Reprinted from MODERN MATERIALS HANDLING, July, 2006

DSC Logistics: Finance and Operations Working Together

“DSC Logistics is at the beginning of a period of exciting change,” says JoAnn Lilek, chief financial officer for the third party logistics provider.

That change is the workforce performance management system DSC recently implemented in a facility in McDonough, Georgia, the first of its sites to go live on the system.

While workforce performance management may not seem like the kind of system that would concern a CFO, Lilek believes that one of the roles of a CFO is to help an organization realize opportunities based on the resources needed to generate a return.

Workforce performance management is one of those opportunities. “Mistakes cost time and money,” says Lilek. “Anything that enables us to execute flawlessly is important because we are so transaction based.”

What’s more, a 3PL delivers value to its customers by continually lowering costs over time. Workforce performance management plays a role there as well. By implementing measurable engineered labor standards, DSC has a better understanding of its costs at the start of a contract, and can collaborate with its customers to lower those costs over time.

Realizing the value from those opportunities identified by the CFO, however, isn’t possible without operations managers and personnel like Sam Boyle, facility manager at the McDonough distribution center.

Prior to workforce performance management, Boyle measured productivity in his facility strictly by the number of cases per hour. But given the number of customers in the building and the variation of their products, that wasn’t a true measure of productivity. “During a day we pick everything from 300-lb bulk bins to surgical caps that weigh four or five pounds per case,” Boyle says.

Engineered standards take those variations into account when determining the amount of labor needed to fill orders. And the discipline of creating those standards revealed new ways to perform old tasks.

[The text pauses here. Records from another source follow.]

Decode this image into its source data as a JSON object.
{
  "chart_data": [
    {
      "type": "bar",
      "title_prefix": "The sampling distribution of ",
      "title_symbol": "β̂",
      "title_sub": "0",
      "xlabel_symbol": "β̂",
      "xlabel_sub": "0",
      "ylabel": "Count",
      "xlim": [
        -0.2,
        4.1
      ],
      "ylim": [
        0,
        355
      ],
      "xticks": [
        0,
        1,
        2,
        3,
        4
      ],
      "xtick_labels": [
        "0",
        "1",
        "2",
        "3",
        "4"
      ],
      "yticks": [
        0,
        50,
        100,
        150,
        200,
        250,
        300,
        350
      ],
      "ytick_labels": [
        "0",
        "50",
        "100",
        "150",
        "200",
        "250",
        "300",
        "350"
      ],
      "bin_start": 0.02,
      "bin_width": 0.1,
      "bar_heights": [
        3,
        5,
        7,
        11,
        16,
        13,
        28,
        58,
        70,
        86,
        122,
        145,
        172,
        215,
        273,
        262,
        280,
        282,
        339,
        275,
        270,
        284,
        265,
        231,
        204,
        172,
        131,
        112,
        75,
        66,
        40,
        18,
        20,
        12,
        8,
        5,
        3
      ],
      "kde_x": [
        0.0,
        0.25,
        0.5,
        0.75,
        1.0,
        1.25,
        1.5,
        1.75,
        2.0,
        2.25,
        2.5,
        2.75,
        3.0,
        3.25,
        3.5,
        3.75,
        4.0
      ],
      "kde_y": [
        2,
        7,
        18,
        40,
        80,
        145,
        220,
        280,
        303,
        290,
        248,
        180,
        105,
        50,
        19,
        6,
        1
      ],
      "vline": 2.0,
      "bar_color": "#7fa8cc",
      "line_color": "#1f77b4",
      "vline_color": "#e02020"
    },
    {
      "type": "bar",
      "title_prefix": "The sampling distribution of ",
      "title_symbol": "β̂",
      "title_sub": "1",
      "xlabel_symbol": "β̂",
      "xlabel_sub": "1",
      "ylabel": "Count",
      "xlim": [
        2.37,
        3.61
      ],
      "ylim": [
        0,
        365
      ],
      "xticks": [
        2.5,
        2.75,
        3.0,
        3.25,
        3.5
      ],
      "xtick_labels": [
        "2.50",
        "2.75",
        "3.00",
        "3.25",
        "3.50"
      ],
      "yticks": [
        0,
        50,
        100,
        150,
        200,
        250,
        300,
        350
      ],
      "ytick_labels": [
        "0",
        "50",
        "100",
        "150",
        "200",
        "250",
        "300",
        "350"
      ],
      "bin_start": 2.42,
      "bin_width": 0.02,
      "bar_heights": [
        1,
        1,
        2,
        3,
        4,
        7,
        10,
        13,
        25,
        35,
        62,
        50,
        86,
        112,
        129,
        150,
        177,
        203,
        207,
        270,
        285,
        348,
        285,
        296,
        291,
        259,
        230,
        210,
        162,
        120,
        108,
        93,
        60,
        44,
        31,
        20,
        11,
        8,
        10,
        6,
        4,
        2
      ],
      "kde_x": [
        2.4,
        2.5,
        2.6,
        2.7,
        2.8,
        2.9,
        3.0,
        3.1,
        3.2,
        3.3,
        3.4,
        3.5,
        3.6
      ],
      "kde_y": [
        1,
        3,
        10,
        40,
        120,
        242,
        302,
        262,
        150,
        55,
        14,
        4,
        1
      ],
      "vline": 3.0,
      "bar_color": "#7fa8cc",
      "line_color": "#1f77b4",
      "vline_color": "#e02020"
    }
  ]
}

“We used to have pickers do everything, including case picking, pallet picking and replenishment of their own product,” says Boyle. “The preferred method now includes a dedicated pallet picker, a case picker and someone doing replenishment. Through observation and measurement, we learned it was more efficient to do it that way.”

DSC uses the real-time reporting capabilities of the system in three ways.

During a shift managers can monitor the performance of the facility to determine how they’re performing throughout the facility. That allows supervisors to adapt if one area is falling behind.

Meanwhile, performance information is provided to employees at least once a day.

And now that they have engineered standards, DSC can run future orders through the system to see how many hours of labor will be needed to fill those orders.

The required hours can be compared against the productivity goals for the facility. Or they can be used to prepare bids for new work for potential customers.

While the system has only been running a few months, the combination of engineered standards and performance against historical reports, we’re already seeing an increase in throughput per labor hour and a significant payroll savings,” says Boyle.

Those improvements are good news to the CFO. “With workforce performance management we’ll be able to grow our top line revenue because we can better identify cost saving measures as we make proposals,” says Lilek. “The bottom line will benefit because the system allows us to insure that the right number of people are working in operations every day.”